Women are still vastly underrepresented in the financial world and in their investment behavior. Yet decentralized finance (DeFi) can offer a way to break financial dependencies. A conversation about women in finance and crypto with financial blogger Margarethe Honisch.
After all, poverty disproportionately impacts women – all over the world. This is supported by various factors, such as a lack of education regarding how to handle finances. But cultural circumstances and family structures also often prevent women from making their own financial decisions. The effects and reasons for women’s underrepresentation in the cryptocurrency space are thus closely intertwined.
While women struggle against their financial powerlessness, especially in developing countries, cryptocurrencies could be a step towards financial freedom. The decentralized financial world offers opportunities to break through financial dependency. Even in countries where people live in much greater affluence, it is a matter of existence for women to take care of their own finances.
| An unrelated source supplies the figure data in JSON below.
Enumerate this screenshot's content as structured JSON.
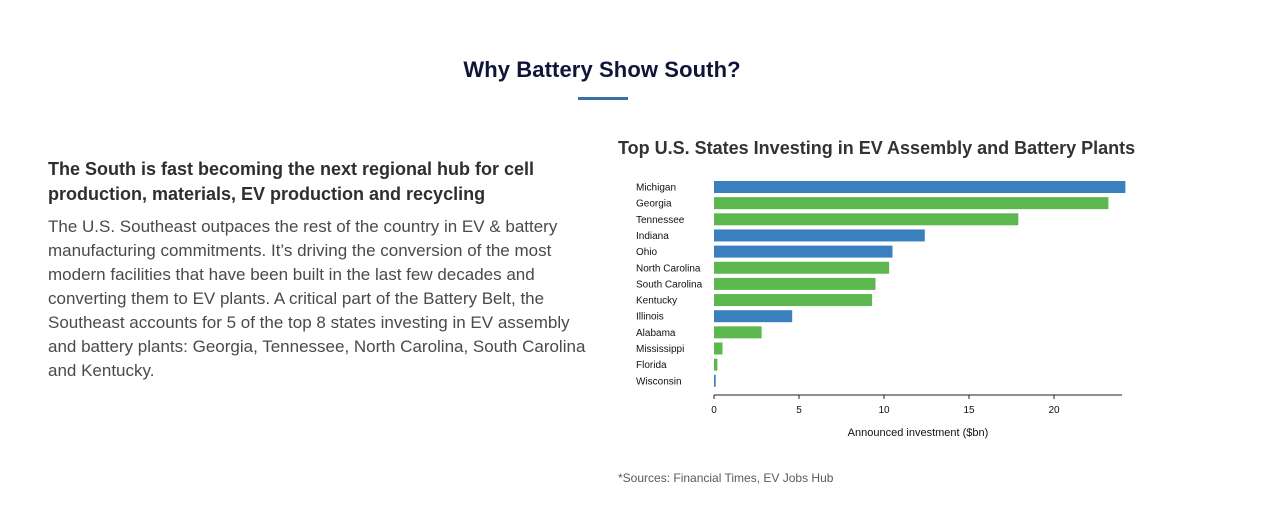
{
  "section": {
    "title": "Why Battery Show South?"
  },
  "left": {
    "lead": "The South is fast becoming the next regional hub for cell production, materials, EV production and recycling",
    "body": "The U.S. Southeast outpaces the rest of the country in EV & battery manufacturing commitments. It’s driving the conversion of the most modern facilities that have been built in the last few decades and converting them to EV plants. A critical part of the Battery Belt, the Southeast accounts for 5 of the top 8 states investing in EV assembly and battery plants: Georgia, Tennessee, North Carolina, South Carolina and Kentucky."
  },
  "chart_data": {
    "type": "bar",
    "orientation": "horizontal",
    "title": "Top U.S. States Investing in EV Assembly and Battery Plants",
    "xlabel": "Announced investment ($bn)",
    "ylabel": "",
    "xlim": [
      0,
      24
    ],
    "xticks": [
      0,
      5,
      10,
      15,
      20
    ],
    "grid": false,
    "categories": [
      "Michigan",
      "Georgia",
      "Tennessee",
      "Indiana",
      "Ohio",
      "North Carolina",
      "South Carolina",
      "Kentucky",
      "Illinois",
      "Alabama",
      "Mississippi",
      "Florida",
      "Wisconsin"
    ],
    "values": [
      24.2,
      23.2,
      17.9,
      12.4,
      10.5,
      10.3,
      9.5,
      9.3,
      4.6,
      2.8,
      0.5,
      0.2,
      0.1
    ],
    "colors": [
      "#3a80bf",
      "#5cb84e",
      "#5cb84e",
      "#3a80bf",
      "#3a80bf",
      "#5cb84e",
      "#5cb84e",
      "#5cb84e",
      "#3a80bf",
      "#5cb84e",
      "#5cb84e",
      "#5cb84e",
      "#3a80bf"
    ]
  },
  "footer": {
    "sources": "*Sources: Financial Times, EV Jobs Hub"
  }
}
A conversation with Margarethe Honisch, founder of the finance platform Fortunalista, about women, investment behavior and why it is so important, especially for women, to take care of their own finances.
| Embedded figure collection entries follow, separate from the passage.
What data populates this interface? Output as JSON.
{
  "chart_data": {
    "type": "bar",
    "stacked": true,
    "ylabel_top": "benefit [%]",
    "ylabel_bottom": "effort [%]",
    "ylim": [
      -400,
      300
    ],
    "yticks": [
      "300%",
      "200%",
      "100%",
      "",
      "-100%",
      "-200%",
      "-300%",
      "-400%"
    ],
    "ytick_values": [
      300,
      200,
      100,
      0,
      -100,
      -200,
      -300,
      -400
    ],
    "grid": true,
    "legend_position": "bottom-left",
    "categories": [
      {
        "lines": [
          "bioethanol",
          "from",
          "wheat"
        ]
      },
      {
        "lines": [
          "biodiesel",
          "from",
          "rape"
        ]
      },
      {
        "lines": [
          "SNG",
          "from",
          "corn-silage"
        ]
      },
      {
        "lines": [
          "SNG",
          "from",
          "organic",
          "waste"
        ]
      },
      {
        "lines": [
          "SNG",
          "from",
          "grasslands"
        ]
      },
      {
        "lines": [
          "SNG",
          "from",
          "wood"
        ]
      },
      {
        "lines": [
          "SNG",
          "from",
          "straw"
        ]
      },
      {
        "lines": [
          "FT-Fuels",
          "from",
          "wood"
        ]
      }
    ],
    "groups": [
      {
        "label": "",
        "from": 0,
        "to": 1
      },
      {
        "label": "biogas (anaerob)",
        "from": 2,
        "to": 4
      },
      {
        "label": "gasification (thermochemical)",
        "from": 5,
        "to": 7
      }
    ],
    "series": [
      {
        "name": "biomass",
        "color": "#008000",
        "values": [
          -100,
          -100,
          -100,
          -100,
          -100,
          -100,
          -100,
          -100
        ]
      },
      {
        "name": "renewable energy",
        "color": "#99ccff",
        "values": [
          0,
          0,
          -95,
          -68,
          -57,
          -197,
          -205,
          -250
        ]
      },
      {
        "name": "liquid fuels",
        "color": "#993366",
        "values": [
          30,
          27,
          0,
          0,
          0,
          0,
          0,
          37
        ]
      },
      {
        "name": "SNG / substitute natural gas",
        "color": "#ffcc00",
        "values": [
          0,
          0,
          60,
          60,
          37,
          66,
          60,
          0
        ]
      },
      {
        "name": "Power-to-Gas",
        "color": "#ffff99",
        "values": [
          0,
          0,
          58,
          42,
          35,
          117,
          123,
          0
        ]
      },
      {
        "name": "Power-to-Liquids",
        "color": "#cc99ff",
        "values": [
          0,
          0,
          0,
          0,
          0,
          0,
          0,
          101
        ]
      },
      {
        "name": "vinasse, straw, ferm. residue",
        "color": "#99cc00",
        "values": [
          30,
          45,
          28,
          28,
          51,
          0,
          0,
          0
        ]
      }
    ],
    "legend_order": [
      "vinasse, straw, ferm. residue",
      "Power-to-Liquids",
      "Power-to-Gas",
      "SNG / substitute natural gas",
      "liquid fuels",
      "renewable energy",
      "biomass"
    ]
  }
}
CVJ:CH: How did you find your way into the investment world? What were your first steps?
Ultimately out of bad conscience. I fell into the classic lifestyle inflation: the more I earned, the more I spent. At some point, a rethink took place and I realized that I couldn’t go on like this. The first steps were then directly the visits to appropriate seminars to acquire knowledge straight from professionals. The first step to investing was then quite classically an ETF savings plan.
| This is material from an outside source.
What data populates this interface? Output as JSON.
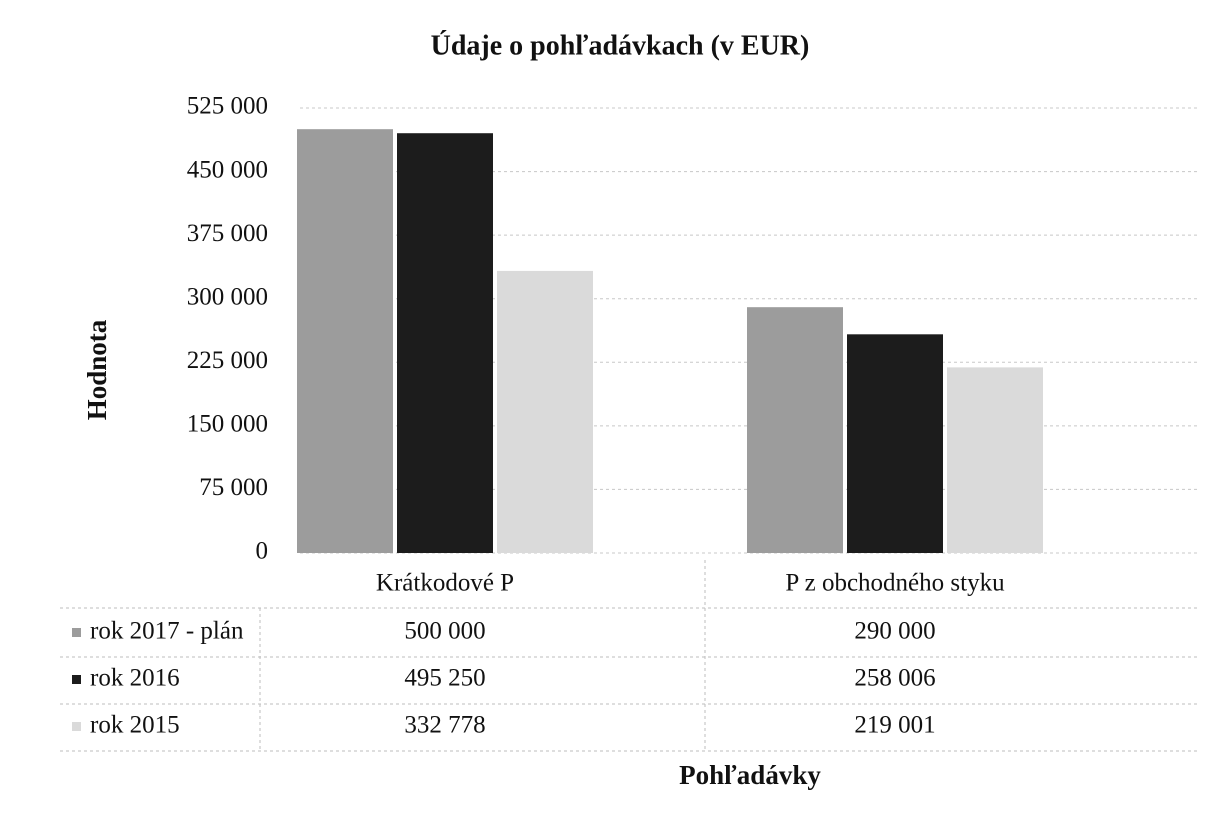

You have built a large community of women interested in finance. What have you learned along the way?
Women often have different needs and different issues than men, and this is evident in many facets. For example, women are generally considered to be more risk-averse. But due to the gender pay gap, many also have less money at their disposal. This naturally raises the question: are women really risk-averse, or do they not have to be more conscious and careful with their investments because of the general conditions? These are aspects that many banks do not take into account in their offers. That’s why it’s important to me to impart knowledge in my courses in such a way that every woman can apply it individually to her personal situation.
Why do 60% of women leave finances to their partners?
Unfortunately, this is the problem of low self-efficacy. In other words, women are not confident that they can successfully manage their money and plan their finances themselves. Thinking “I can’t do it anyway”, they prefer to pass on the responsibility. Of course, this is only a general statement, but the figures are alarming. Many only realize after the death or divorce of their partner that they are not as well protected as they thought. According to a UBS study, 72% of them experience a negative financial surprise afterwards. In addition one must say: The men do not always in bad intention. Some don’t know any better themselves and prefer to keep quiet about the fact that the family money has been badly invested.
How do you think there is such an imbalance between women and men in investment behavior?
Women have less money and have to use it more sustainably. But they also want to understand everything. I always notice that from the detailed questions that often come after lectures. You notice that many are already well informed, but still think they need to know more. But that also has an advantage: out of this uncertainty, many opt for a passive investment strategy with ETFs and often even achieve better returns with them.
How do you experience women’s interest specifically in the crypto world?
The interest in my courses and lectures is really great. Questions about cryptocurrencies often come up and here, too, the participants want to understand exactly how it works with the blockchain and how you can recognize a good cryptocurrency.
What opportunities does the investment world offer regardless of gender?
I see it less as an opportunity and more as a necessity. You have to be able to afford not to invest your money. And not only since the high inflation rate. Investments enable one’s own security in the first step, and financial independence in the second step, of course.
What is your advice for women who are just starting to look at investing?
Don’t get lost in theory for too long, but also get started. Theory is important, but only with implementation comes experience and the self-confidence that it works. If you don’t have the confidence to do it on your own, you should get help. Then it is better to invest the money in a course or a consultation instead of putting off this important topic for longer.